We were curious to see how the OM-D E-M5 would measure up against the DSLR performance.
After a few hours in the water with the Olympus, watching images materialize on the computer screen was a delight. There was little to complain about in terms of IQ. Colours were accurate and sharpness level was comparable to DSLRs.
The only area where we could find a difference is in low light/high ISO situations. In that case, the Olympus showed around the same noise level as our D300, a camera that is light years behind the ‘modern’ D7100 in terms of low-light performance.

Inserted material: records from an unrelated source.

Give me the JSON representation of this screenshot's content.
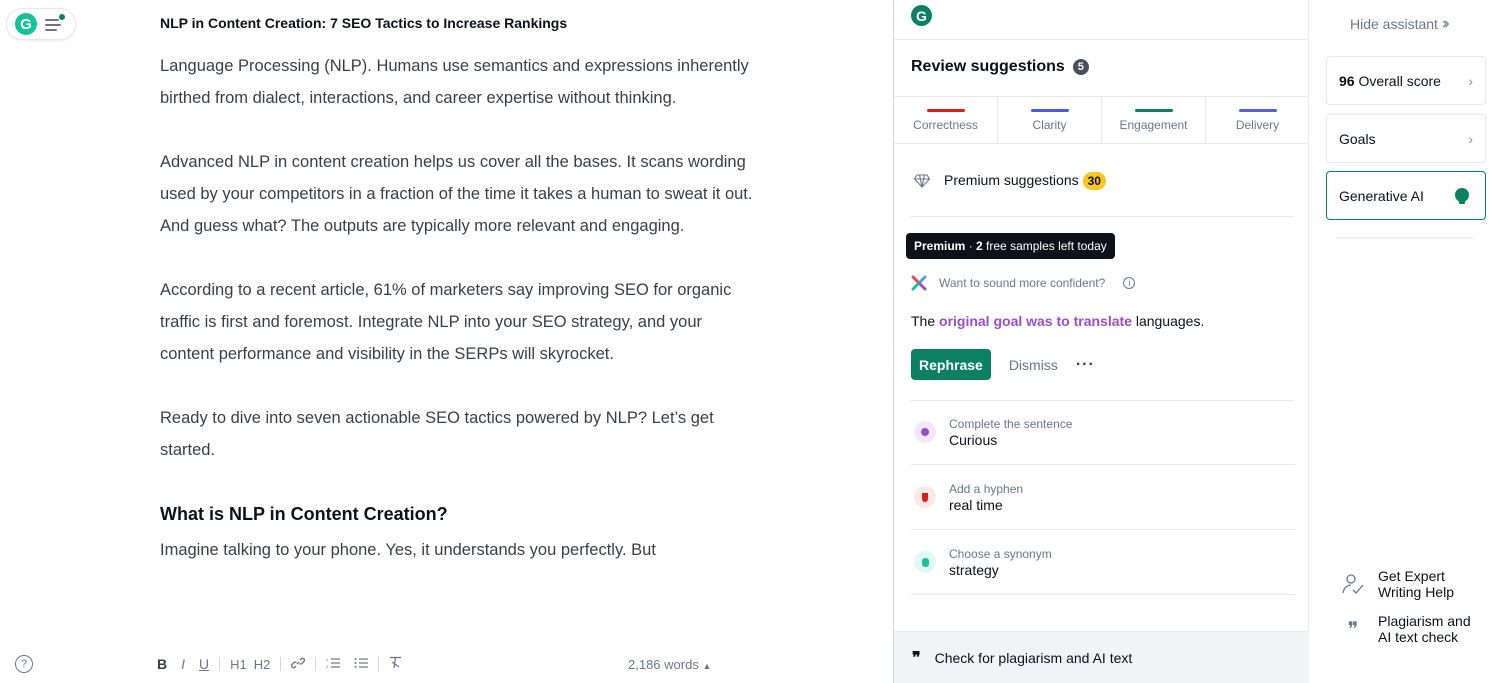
{
  "header": {
    "doc_title": "NLP in Content Creation: 7 SEO Tactics to Increase Rankings"
  },
  "editor": {
    "paragraphs": [
      "Language Processing (NLP). Humans use semantics and expressions inherently birthed from dialect, interactions, and career expertise without thinking.",
      "Advanced NLP in content creation helps us cover all the bases. It scans wording used by your competitors in a fraction of the time it takes a human to sweat it out. And guess what? The outputs are typically more relevant and engaging.",
      "According to a recent article, 61% of marketers say improving SEO for organic traffic is first and foremost. Integrate NLP into your SEO strategy, and your content performance and visibility in the SERPs will skyrocket.",
      "Ready to dive into seven actionable SEO tactics powered by NLP? Let’s get started."
    ],
    "heading": "What is NLP in Content Creation?",
    "last_paragraph": "Imagine talking to your phone. Yes, it understands you perfectly. But"
  },
  "toolbar": {
    "bold": "B",
    "italic": "I",
    "underline": "U",
    "h1": "H1",
    "h2": "H2",
    "link_icon": "link-icon",
    "ordered_list_icon": "ordered-list-icon",
    "bullet_list_icon": "bullet-list-icon",
    "clear_format_icon": "clear-format-icon",
    "word_count": "2,186 words"
  },
  "panel": {
    "review_title": "Review suggestions",
    "review_count": "5",
    "categories": [
      {
        "label": "Correctness",
        "color": "#d9201a"
      },
      {
        "label": "Clarity",
        "color": "#4a5ae3"
      },
      {
        "label": "Engagement",
        "color": "#0b8062"
      },
      {
        "label": "Delivery",
        "color": "#5a5fd4"
      }
    ],
    "premium_label": "Premium suggestions",
    "premium_count": "30",
    "tooltip_bold": "Premium",
    "tooltip_mid": " · ",
    "tooltip_count": "2",
    "tooltip_rest": " free samples left today",
    "confident_label": "Want to sound more confident?",
    "sentence_pre": "The ",
    "sentence_hl": "original goal was to translate",
    "sentence_post": " languages.",
    "rephrase_label": "Rephrase",
    "dismiss_label": "Dismiss",
    "more_label": "···",
    "suggestions": [
      {
        "kind": "Complete the sentence",
        "text": "Curious",
        "color": "#9b4dc9"
      },
      {
        "kind": "Add a hyphen",
        "text": "real time",
        "color": "#d9201a"
      },
      {
        "kind": "Choose a synonym",
        "text": "strategy",
        "color": "#15c39a"
      }
    ],
    "plagiarism_label": "Check for plagiarism and AI text"
  },
  "sidebar": {
    "hide_label": "Hide assistant",
    "overall_score": "96",
    "overall_label": "Overall score",
    "goals_label": "Goals",
    "genai_label": "Generative AI",
    "expert_line1": "Get Expert",
    "expert_line2": "Writing Help",
    "plag_line1": "Plagiarism and",
    "plag_line2": "AI text check"
  }
}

Is that a reason to drop the Olympus? Of course not. Up to ISO 800 and even 1600, the OM-D E-M5 produces pictures that stand out. The gain in form factor and reduced bulk outweigh the low-light limitation. Who wants to always shoot at ISO 1600?
Nobody’s perfect but…
Like most modern image-making tools, the OM-D E-M5 offers hundreds of adjustments and tweaks; as nice as they are, they tend to complicate things. If you consider acquiring this MFT, set some time aside to learn and practice.

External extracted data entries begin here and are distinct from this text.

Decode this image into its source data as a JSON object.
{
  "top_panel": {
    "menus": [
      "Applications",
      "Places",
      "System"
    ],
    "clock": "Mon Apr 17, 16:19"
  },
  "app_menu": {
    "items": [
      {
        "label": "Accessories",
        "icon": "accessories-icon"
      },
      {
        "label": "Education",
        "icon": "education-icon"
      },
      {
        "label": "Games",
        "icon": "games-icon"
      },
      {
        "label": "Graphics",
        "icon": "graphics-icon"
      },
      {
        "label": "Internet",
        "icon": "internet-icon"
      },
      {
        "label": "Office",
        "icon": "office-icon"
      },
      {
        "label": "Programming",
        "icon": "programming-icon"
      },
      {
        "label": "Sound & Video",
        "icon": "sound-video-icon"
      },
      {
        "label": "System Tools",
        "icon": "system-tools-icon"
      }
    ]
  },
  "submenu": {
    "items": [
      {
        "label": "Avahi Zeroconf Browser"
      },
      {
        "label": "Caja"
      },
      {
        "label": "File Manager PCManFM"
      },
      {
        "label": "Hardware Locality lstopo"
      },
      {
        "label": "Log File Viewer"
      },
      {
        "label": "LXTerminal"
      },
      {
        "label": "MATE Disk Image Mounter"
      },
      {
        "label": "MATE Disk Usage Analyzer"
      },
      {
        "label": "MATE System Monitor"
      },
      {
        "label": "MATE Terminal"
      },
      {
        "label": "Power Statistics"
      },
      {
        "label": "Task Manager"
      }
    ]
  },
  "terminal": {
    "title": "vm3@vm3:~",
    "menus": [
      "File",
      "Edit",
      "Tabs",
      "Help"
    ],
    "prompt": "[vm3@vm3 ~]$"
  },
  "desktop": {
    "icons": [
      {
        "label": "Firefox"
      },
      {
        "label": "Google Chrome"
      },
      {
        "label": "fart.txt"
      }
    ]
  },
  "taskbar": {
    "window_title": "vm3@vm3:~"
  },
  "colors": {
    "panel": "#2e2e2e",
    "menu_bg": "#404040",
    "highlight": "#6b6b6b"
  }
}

For those like us who prefer simplicity, Olympus engineers implemented four custom shooting preferences that are invoked at the touch of a button. ‘Myset’ 1 can be tailored for macro, while ‘Myset’ 2 affects wide-angle shooting choices.
These are the types of fast action changes that should be found in any top-level camera.
We must confess that we fell in love with the electronic viewfinder (EVF). Of course, it is rather small and using an enlarging optical viewfinder on your housing is almost a must. However, one GREAT advantage of those EVF is the instant picture review ‘in’ the viewfinder itself. No more need to take your eye off the viewfinder to look at your results. This comes as a significant bonus on top of all the other assets offered by this camera.
Nauticam NA-EM5 housing
The aluminum-built NA-EM5 housing offers full control over the OM-D E-M5 camera. The compact size of the enclosure could almost fit in cargo pant pockets. The strobe handles and tray are optional, but only because you’re buying them separately. They are a must for anyone who’s a serious shooter.
The shutter release is a button type, as opposed to the lever type found on larger housings. That’s okay if you don’t use the handles, but if you do, you’ll understand the limitations. It’s a small price to pay, though, for the convenience of a miniature-sized housing.
Of course, those diving with coldwater mitts or similar gloves will find some controls harder to manipulate. However, once you have control over shutter speed and aperture, along with a couple other things, the rest see almost like niceties.
Although you could use the small optical viewfinder mounted on the housing, we strongly suggest buying the 45-degree optical viewfinder sold separately. This will render perfect size images even when viewed through your mask. It’s an additional expense, but this purchase will make you much happier in the long run.
In terms of optics, Nauticam offers domes and flat ports to suit any lens you may want to use underwater, and they’re small too!
The future is here
One day, most enthusiasts will use cameras like the OM-D E-M5. Prism viewfinders will sit in museums or on professional cameras.
If you’re thinking about buying an interchangeable lens camera that handles like a DSLR but weighs like a compact, then the Olympus OM-D E-M5 is a sure thing for most bucket lists.